This fence is an invitation, yet also serves as a protective element
The individual perforation was designed with CAD
How do you decide on the right garden fence for the new house? Florian Partl from the metalworking shop Metallbau Dekassian in Völs, Austria has the answer: “Our long-standing customer came to us with a fantastic idea. With this idea in mind we designed the fence in the CAD programme and then had it manufactured by MEVACO.” After all, the mission statement of Europe’s leading provider of expanded metals, perforated sheets, crimped mesh and welded mesh is to make personal wishes come true. And thus, there were no more obstacles standing in the way of this very specific dream garden fence.
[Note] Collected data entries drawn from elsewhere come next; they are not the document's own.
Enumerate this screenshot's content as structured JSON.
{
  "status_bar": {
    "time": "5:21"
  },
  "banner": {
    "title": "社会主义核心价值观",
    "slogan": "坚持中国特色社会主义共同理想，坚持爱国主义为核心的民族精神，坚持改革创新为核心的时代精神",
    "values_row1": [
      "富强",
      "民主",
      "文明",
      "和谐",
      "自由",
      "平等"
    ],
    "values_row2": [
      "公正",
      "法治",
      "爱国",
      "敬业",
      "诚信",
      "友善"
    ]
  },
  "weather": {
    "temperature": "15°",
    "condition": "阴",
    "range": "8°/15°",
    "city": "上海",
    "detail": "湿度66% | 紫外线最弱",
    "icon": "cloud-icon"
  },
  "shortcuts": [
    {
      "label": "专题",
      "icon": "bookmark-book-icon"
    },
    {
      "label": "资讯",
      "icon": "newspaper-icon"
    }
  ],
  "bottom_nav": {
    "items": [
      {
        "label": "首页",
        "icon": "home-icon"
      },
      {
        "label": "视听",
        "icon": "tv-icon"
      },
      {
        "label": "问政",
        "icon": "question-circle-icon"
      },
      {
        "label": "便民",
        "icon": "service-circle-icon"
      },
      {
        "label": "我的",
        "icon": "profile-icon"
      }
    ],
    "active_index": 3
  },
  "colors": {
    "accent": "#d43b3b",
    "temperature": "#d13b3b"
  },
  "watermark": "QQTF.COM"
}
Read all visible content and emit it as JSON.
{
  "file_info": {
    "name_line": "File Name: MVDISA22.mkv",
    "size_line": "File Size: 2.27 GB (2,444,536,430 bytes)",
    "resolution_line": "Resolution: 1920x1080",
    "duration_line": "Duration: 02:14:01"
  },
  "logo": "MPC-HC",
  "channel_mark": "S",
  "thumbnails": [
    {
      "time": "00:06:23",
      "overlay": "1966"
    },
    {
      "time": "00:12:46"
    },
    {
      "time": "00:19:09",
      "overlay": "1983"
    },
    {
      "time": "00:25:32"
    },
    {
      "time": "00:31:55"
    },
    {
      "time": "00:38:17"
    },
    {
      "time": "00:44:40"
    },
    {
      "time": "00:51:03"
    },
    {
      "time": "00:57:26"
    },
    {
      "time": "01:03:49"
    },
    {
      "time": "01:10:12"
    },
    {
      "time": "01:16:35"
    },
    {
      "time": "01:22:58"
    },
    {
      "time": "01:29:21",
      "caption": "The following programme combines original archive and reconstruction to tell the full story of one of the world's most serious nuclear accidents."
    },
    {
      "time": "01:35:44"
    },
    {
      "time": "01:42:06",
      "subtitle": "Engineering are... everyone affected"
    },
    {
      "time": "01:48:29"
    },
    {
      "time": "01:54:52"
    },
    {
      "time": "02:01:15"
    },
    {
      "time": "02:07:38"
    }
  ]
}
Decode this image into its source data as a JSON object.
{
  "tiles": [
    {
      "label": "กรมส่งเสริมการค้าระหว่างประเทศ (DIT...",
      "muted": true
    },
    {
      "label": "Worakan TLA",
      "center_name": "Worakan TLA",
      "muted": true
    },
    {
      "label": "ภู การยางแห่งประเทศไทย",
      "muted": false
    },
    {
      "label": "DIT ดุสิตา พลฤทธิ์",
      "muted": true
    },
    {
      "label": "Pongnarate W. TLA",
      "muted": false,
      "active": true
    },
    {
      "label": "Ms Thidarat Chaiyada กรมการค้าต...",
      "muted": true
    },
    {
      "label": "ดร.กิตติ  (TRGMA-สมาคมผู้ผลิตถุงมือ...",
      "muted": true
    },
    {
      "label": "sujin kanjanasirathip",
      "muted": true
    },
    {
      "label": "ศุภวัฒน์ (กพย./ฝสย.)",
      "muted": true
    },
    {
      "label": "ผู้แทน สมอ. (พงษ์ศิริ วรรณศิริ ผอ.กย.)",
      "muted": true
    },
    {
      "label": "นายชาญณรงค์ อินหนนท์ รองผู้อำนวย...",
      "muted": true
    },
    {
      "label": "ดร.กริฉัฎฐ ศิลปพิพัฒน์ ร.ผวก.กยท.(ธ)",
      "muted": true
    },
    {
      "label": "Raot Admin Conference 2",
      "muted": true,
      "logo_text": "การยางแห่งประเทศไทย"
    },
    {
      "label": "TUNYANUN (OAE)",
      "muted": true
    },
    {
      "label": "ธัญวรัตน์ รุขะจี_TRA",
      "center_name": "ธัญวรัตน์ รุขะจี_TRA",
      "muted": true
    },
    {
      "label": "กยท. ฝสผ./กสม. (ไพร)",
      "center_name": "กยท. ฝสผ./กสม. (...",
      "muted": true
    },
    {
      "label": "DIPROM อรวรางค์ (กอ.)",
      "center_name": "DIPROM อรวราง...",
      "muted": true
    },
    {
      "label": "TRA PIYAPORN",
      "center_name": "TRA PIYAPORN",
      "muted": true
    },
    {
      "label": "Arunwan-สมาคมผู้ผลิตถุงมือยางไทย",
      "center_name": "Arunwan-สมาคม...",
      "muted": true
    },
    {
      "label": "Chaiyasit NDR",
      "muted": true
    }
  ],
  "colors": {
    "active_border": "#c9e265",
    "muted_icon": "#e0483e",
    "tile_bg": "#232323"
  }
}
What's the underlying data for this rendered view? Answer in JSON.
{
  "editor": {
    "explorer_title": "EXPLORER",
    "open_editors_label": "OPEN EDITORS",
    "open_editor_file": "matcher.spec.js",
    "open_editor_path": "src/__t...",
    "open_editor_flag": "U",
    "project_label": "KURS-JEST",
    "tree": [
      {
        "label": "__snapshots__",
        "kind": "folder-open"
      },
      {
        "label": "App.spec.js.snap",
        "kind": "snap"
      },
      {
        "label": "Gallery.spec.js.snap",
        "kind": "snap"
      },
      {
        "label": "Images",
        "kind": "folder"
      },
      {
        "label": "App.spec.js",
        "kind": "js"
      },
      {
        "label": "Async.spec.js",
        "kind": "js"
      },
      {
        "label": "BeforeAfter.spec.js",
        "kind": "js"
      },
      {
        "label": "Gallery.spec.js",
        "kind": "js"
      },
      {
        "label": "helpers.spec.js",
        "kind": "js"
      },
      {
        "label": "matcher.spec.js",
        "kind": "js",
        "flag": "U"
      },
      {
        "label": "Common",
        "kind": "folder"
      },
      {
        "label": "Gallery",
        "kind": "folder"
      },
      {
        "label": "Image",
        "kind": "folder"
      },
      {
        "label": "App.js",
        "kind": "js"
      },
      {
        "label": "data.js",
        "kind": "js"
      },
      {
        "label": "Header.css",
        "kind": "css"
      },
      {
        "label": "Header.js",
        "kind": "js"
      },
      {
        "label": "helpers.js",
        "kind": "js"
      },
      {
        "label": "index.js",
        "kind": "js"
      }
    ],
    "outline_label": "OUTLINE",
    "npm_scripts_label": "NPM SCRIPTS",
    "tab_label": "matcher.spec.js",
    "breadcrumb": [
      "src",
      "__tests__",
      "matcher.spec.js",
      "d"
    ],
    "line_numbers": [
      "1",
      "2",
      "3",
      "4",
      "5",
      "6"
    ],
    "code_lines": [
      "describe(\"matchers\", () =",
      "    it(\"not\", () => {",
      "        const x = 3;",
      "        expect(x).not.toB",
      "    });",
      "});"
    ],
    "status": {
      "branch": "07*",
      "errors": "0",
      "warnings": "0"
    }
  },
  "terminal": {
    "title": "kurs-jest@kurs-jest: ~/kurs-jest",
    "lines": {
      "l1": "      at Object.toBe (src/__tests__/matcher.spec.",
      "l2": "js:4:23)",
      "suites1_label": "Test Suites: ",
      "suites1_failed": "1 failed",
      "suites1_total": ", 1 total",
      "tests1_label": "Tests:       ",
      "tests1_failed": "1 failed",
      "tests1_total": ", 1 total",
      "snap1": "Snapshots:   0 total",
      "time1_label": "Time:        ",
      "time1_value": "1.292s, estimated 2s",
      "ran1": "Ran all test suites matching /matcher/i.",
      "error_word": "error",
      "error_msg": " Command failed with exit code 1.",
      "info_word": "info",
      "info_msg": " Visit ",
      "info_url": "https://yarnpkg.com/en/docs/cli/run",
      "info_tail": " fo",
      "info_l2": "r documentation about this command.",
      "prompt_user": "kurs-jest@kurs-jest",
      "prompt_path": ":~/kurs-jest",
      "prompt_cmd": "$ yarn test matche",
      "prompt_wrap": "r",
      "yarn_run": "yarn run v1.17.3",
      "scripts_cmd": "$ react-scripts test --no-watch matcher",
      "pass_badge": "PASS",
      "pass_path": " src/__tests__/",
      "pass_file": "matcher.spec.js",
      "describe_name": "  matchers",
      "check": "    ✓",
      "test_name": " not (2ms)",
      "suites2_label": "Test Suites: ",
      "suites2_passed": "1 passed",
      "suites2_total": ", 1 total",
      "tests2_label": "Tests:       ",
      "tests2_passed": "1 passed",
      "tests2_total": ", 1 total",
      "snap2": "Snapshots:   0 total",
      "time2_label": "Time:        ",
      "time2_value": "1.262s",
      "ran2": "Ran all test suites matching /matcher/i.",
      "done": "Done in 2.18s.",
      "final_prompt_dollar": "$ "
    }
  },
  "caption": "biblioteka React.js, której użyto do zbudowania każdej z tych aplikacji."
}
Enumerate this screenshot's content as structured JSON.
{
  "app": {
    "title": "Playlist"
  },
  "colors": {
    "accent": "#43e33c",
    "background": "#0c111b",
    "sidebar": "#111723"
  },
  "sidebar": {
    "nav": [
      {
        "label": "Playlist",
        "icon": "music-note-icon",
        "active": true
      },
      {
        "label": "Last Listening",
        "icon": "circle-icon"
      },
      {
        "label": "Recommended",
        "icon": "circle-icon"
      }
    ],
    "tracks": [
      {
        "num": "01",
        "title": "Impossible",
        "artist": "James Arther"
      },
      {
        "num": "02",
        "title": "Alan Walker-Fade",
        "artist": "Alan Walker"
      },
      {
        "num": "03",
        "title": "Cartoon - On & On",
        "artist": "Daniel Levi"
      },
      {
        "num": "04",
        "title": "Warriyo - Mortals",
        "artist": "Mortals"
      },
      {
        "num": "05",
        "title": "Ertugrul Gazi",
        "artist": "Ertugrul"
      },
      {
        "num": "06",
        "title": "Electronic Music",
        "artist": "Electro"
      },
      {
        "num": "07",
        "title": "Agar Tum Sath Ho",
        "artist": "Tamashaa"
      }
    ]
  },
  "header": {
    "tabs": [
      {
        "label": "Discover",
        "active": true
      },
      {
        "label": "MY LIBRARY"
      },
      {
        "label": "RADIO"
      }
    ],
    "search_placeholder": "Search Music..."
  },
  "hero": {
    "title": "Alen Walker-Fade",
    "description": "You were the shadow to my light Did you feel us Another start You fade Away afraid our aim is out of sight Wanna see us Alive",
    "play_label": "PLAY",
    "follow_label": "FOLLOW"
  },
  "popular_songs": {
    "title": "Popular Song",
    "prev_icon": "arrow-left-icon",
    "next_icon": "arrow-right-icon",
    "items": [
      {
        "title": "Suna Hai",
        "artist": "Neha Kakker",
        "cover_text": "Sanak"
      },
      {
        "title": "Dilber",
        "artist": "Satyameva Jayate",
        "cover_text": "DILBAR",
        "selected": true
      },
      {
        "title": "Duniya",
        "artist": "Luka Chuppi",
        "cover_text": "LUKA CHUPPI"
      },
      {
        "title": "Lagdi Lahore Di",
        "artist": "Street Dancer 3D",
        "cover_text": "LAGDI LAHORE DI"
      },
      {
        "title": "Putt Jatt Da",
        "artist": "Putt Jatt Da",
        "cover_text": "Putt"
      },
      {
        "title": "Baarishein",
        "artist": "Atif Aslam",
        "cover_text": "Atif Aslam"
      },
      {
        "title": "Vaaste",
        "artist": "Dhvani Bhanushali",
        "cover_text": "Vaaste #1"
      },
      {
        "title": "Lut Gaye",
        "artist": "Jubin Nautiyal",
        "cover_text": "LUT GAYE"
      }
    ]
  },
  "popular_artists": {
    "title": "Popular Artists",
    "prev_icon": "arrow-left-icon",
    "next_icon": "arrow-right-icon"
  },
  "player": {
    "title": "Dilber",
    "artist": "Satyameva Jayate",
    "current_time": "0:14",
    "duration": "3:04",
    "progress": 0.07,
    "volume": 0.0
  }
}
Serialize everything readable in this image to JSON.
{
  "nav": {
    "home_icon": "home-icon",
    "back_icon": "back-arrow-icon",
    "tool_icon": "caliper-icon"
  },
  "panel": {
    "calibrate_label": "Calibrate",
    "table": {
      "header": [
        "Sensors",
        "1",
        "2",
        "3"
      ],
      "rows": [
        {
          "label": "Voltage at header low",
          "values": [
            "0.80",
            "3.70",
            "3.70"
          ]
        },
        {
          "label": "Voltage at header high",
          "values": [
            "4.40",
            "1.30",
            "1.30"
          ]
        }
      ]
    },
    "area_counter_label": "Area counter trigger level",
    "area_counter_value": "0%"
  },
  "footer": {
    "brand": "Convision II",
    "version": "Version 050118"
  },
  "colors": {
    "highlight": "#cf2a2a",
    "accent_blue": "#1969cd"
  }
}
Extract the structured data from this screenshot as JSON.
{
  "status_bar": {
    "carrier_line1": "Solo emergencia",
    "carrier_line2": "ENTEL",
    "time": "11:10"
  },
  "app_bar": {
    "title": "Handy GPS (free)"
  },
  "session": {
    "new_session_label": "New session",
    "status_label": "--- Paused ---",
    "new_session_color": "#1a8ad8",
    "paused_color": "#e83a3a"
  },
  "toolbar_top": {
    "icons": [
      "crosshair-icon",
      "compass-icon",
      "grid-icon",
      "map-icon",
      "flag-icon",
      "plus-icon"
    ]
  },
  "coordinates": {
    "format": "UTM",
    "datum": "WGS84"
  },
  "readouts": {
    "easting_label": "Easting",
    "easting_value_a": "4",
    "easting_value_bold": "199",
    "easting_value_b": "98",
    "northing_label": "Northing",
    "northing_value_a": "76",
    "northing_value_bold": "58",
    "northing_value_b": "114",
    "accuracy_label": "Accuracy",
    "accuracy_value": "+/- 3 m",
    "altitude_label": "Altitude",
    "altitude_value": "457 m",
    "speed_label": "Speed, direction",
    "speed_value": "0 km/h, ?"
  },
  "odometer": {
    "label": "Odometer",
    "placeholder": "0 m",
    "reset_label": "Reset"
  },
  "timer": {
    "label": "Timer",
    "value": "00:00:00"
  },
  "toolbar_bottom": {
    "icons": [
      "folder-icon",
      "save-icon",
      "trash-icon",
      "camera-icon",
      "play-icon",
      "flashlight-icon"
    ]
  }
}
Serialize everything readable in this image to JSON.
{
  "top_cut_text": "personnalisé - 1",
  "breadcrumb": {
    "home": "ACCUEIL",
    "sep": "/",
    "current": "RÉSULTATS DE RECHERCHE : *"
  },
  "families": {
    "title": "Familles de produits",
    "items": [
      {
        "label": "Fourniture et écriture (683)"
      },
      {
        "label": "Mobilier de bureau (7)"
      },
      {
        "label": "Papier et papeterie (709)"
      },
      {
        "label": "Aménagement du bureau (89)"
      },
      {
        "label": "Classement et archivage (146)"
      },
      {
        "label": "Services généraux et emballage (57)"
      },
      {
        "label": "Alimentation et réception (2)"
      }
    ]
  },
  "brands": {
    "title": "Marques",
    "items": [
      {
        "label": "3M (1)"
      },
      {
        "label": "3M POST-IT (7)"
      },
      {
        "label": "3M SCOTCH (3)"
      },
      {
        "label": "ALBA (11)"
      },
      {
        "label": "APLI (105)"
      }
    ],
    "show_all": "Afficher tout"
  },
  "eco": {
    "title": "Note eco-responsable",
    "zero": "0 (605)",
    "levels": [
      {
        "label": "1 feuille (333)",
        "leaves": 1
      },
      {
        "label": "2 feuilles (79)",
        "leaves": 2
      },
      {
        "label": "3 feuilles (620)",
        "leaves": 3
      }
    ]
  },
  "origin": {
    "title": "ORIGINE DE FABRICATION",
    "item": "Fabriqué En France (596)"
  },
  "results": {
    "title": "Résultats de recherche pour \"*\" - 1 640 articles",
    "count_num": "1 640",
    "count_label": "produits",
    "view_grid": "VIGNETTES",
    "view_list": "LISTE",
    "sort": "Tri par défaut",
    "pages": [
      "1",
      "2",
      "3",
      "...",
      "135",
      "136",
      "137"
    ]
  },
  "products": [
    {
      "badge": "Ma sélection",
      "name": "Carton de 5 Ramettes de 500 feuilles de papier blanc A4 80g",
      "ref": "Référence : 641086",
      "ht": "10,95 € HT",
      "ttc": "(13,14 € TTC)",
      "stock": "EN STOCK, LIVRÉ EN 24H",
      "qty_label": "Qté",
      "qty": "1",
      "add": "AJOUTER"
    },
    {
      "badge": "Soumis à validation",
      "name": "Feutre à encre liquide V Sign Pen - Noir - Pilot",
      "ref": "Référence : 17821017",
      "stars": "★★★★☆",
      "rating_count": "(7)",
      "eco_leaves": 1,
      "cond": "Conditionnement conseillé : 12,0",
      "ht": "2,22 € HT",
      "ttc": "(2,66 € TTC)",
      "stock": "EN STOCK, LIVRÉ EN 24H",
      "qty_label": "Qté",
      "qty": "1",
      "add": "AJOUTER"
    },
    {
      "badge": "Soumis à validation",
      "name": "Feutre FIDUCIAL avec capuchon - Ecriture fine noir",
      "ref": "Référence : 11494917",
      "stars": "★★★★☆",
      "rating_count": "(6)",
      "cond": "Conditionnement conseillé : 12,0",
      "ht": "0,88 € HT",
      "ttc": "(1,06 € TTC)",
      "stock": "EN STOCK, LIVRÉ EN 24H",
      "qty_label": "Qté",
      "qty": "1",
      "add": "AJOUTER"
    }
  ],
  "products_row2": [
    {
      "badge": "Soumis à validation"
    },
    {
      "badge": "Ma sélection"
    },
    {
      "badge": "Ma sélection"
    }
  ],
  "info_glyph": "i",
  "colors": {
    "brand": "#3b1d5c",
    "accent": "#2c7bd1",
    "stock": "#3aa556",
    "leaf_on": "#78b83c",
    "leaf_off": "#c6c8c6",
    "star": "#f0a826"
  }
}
Off-the-shelf or ready-made is so yesterday: MEVACO manufactured the fence based on an individual CAD drawing
What appears very easy at first glance can turn into a real challenge: Which garden fence suits my new house? A fence ultimately fulfils two tasks which could not be any more different. On the one hand, the fence should mark the property boundaries and protect the property. On the other hand, it cannot have a cold and repelling facade like a wall. “This is why we liked our customer’s idea right from the very start”, remembers Florian Partl from Metallbau Dekassian in Völs, Austria. “A perforated sheet fence in which we integrated the holes using visual judgement fulfils these two polarising tasks. The fence is stable enough for safety but appears pleasant and light thanks to the perforation. However, I was not able to simply order this individual “perforation based on a sense of proportion”. For this reason we drew everything in the CAD programme and sent this drawing to MEVACO.”
A recess for the 3D effect
The son of the CEO, Meinrad Partl, smiles when he thinks back to the order. In the Tyrol-based metalworking shop he is responsible for planning and work scheduling, which also involves design engineering and technical drawings produced using CAD systems. “We certainly encountered a few real challenges”, adds Florian Partl. “For instance, the customer wanted recesses so that the holes obtained a 3D effect. As the fence is a total of 19 metres long, is assembled in several multipiece elements and has a passageway and garden gate, we had to work extremely precisely in this large area.”
Intensive discussions with the customer
But before we could start with the assembly we first had to overcome the design stages together. And there were several designs! “I took an existing hole pattern and began to remove holes from the regular arrangement in the CAD programme. I copied the new perforation into the entire area of the fence. We were spoilt for choice because each change resulted in a completely new effect. I presented this design to the customer and we then discussed the design together in-depth: Should we use more holes here? And less there? Should we position the holes somewhere else in a completely new sequence? Eventually we arrived at the optimal solution, along the lines of what you see here today in the fence.”
Not possible with standard punching machines
Whilst the steel frame for the fence was already manufactured at the metalworking shop Metallbau Dekassian, this final design landed as a CAD drawing at MEVACO in Schlierbach. “It was clear right from the start that we would ask MEVACO to manufacture this product”, states Florian Partl. “Not many companies can punch such an unusual perforation because it is not possible with standard punching machines.” At MEVACO a 3 mm aluminium sheet was chosen, along with a punching tool for the round holes, Rv20-32. As MEVACO promises to have each desired product ready for shipment after four days it wasn’t long before the employees of Metallbau Dekassian had the punched sheets in their hands for further processing.
Built to last forever: Powder-coated perforated sheets
“For such an extremely pretty fence to last forever”, laughs Florian Partl, “we powder-coated the perforated sheets afterwards. And, of course, thoroughly cleaned them beforehand so that the coating and the material joined firmly.” Then the finished sheets were riveted into the steel frames. “We then assembled the fence on-site and fitted the entrance gate with an electronic motor.” The man of the house seemed delighted and the neighbours are also full of praise. What else could we have expected with a fence which fulfils two polarising tasks so well: Protecting the property without having a cold and repelling facade.